Signaling in small subcellular volumes. II. Stochastic and diffusion
effects on synaptic network properties.
U. Bhalla. Biophys. J.87 (2):
The synaptic signaling network is capable of sophisticated cellular
computations. These include the ability to respond selectively to
different patterns of input, and to sustain changes in response over
long periods. The small volume of the synapse complicates the analysis
of signaling because the chemical environment is strongly affected
by diffusion and stochasticity. This study is based on an updated
version of a previously proposed synaptic signaling circuit (Bhalla
and Iyengar, 1999) and analyzes three network computation properties
in small volumes: bistability, thresholding, and pattern selectivity.
Simulations show that although there are diffusive regimes in which
bistability may persist, chemical noise at small volumes overwhelms
bistability.
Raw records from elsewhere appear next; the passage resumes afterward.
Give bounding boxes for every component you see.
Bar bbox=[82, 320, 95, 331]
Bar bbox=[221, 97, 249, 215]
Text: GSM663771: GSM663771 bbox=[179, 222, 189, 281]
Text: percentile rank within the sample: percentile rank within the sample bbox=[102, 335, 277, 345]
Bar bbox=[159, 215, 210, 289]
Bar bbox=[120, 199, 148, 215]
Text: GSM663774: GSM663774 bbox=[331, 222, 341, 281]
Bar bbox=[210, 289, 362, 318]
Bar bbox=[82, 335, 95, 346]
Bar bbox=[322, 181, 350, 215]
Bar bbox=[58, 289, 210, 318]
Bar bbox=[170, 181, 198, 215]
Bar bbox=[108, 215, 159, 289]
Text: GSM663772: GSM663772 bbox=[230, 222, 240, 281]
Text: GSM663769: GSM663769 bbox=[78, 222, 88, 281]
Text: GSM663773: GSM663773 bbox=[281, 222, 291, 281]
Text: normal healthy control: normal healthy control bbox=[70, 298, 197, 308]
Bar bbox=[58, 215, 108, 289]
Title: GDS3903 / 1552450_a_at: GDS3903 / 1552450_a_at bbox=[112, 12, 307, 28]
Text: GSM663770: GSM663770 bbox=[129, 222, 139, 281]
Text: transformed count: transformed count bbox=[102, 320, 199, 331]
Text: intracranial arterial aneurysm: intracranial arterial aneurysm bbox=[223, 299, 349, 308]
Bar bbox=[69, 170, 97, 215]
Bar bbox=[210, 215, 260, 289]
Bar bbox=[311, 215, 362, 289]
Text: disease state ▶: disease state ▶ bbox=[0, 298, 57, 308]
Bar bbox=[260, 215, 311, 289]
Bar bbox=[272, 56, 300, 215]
In the deterministic situation, the network exhibits
a sharp threshold for transition between lower and upper stable states.
This transition is broadened and individual runs partition between
lower and upper states, when stochasticity is considered. The third
network property, pattern selectivity, is severely degraded at synaptic
volumes. However, there are regimes in which a process similar to
stochastic resonance operates and amplifies pattern selectivity.
These results imply that simple scaling of signaling conditions to
femtoliter volumes is unlikely, and microenvironments, such as reaction
complex formation, may be essential for reliable small-volume signaling.